Each year, the advent of Spring, or Boshonto, is a life-affirming event for all Bangladeshis, as the fertile delta we inhabit transforms into a veritable canvas for all the flora and fauna that are known to proliferate in our corner of the world. Find some time to leave behind the smog and haze of our urban centres, and what you'll find is a feast for all your senses, and an abundance of the kind of stimulation you wish could be carried around in flasks all year round.

It is when Nature, through an ancient and natural process of renewal, reclaims the Earth from the dark and foreboding nights of the winter months. Since 2020, the Covid-19 pandemic has also prevented all opportunities for such participation among groups that may belong to different sections or even classes of society, and yet find themselves united in bewitchment by the same heady mixture of nature's many and varied splendours. This year's onset of Spring carries the added anticipation, of the door finally closing on the pandemic caused by a novel Coronavirus, that beseeched every known landmass on the planet's surface in a matter of months in 2020, on its way to becoming the most important, most dominant and most impactful story in the history of mass media - and no one can call that hyperbole.

Today however it is irrefutably on the wane. Just think of the situation prevailing in 2020, with regards to the world's 'pandemic preparedness', and where we stand on that, what can often be a slippery slope today. The vaccines, if only they were marketed conventionally as a consumer product, would have spoilt us for choice. They were not of course, which ensured that all the vaccine-makers could venture down the critical path of developing the life-saving jabs without compromising their scientific purpose. The 'cures' for Covid-19, that performed so superbly under trial conditions, can now be found on pharmacy shelves of most countries. Yet it is nothing if not a nod to the collective success of the vaccine effort, that almost nowhere are these same shelves emptying out with alarming frequency.

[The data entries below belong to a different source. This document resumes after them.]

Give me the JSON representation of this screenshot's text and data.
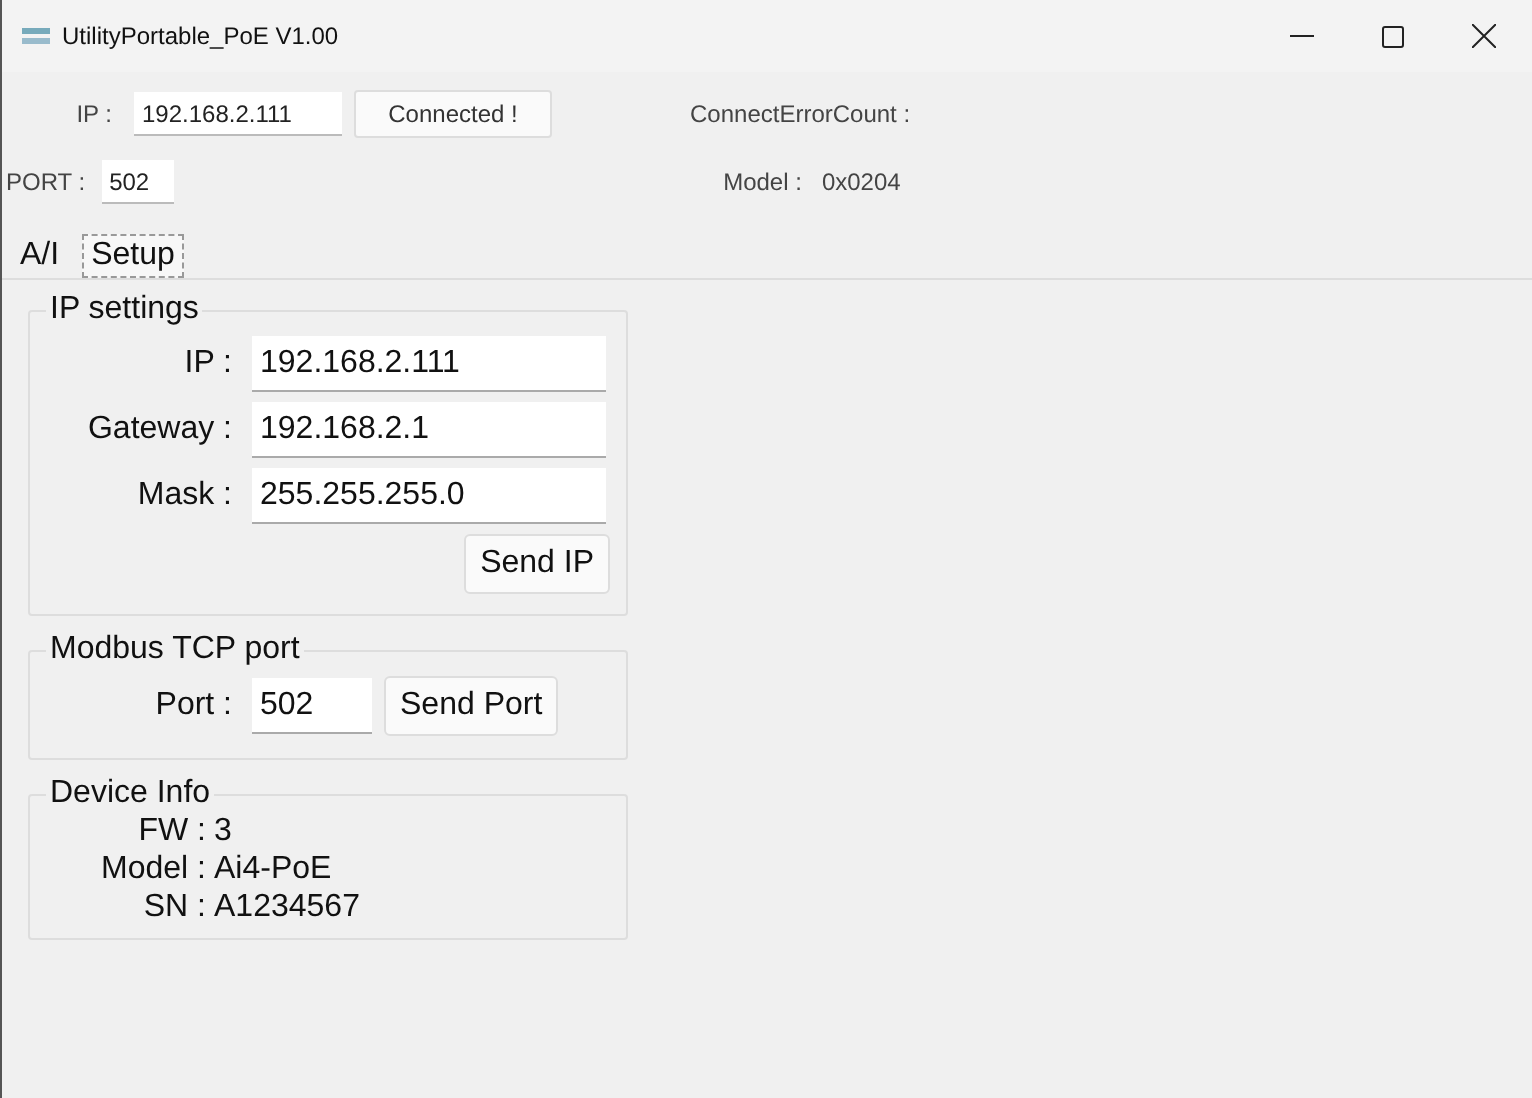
{
  "window": {
    "title": "UtilityPortable_PoE V1.00"
  },
  "connection": {
    "ip_label": "IP :",
    "ip_value": "192.168.2.111",
    "status_button": "Connected !",
    "port_label": "PORT :",
    "port_value": "502",
    "error_count_label": "ConnectErrorCount :",
    "model_label": "Model :",
    "model_value": "0x0204"
  },
  "tabs": [
    {
      "label": "A/I",
      "selected": false
    },
    {
      "label": "Setup",
      "selected": true
    }
  ],
  "ip_settings": {
    "title": "IP settings",
    "fields": [
      {
        "label": "IP :",
        "value": "192.168.2.111"
      },
      {
        "label": "Gateway :",
        "value": "192.168.2.1"
      },
      {
        "label": "Mask :",
        "value": "255.255.255.0"
      }
    ],
    "button": "Send IP"
  },
  "modbus": {
    "title": "Modbus TCP port",
    "label": "Port :",
    "value": "502",
    "button": "Send Port"
  },
  "device_info": {
    "title": "Device Info",
    "rows": [
      {
        "label": "FW :",
        "value": "3"
      },
      {
        "label": "Model :",
        "value": "Ai4-PoE"
      },
      {
        "label": "SN :",
        "value": "A1234567"
      }
    ]
  }
}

So as some scientists had ventured in somewhat hushed tones towards the start of November, the Omicron variant may well represent the last one of any real concern, in humanity's epic struggle to overcome the Coronavirus. Armed with an incredibly enhanced ability to infect our cells, we have seen it spread through some human populations at almost four times the speed witnessed with the other variants. But in doing so, it did such a neat number cleaning up the killer variant that preceded its dominance, that the words of Dr Angelique Coetzee, the South African doctor who was one of the first to detect the emergence of Omicron, can only be said to have been prophetic:

"Omicron could potentially be of great help to us," she had written, in a piece for the Daily Mail in mid-December, that sought to calm the visibly fraying British nerves on the world stage, as Omicron began tearing through its highly vaccinated population - it had already over 70 percent of its population double-jabbed. A quickly rolled-out booster campaign was aimed at tackling the inevitable wave of infections fuelled by Omicron, without returning to lockdowns or school closures - this they managed comfortably.

Sadly Bangladeshi authorities were unable in the end, to face its own wave from Omicron without resorting to one more round of school closures. By the time classes resume on February 22, it will have clocked another 4 weeks - in the process capturing the top spot worldwide, for the total duration of school closures during the pandemic. Not quite the record you were looking for perhaps, to celebrate the end of the pandemic. For now though, it is the end that matters most.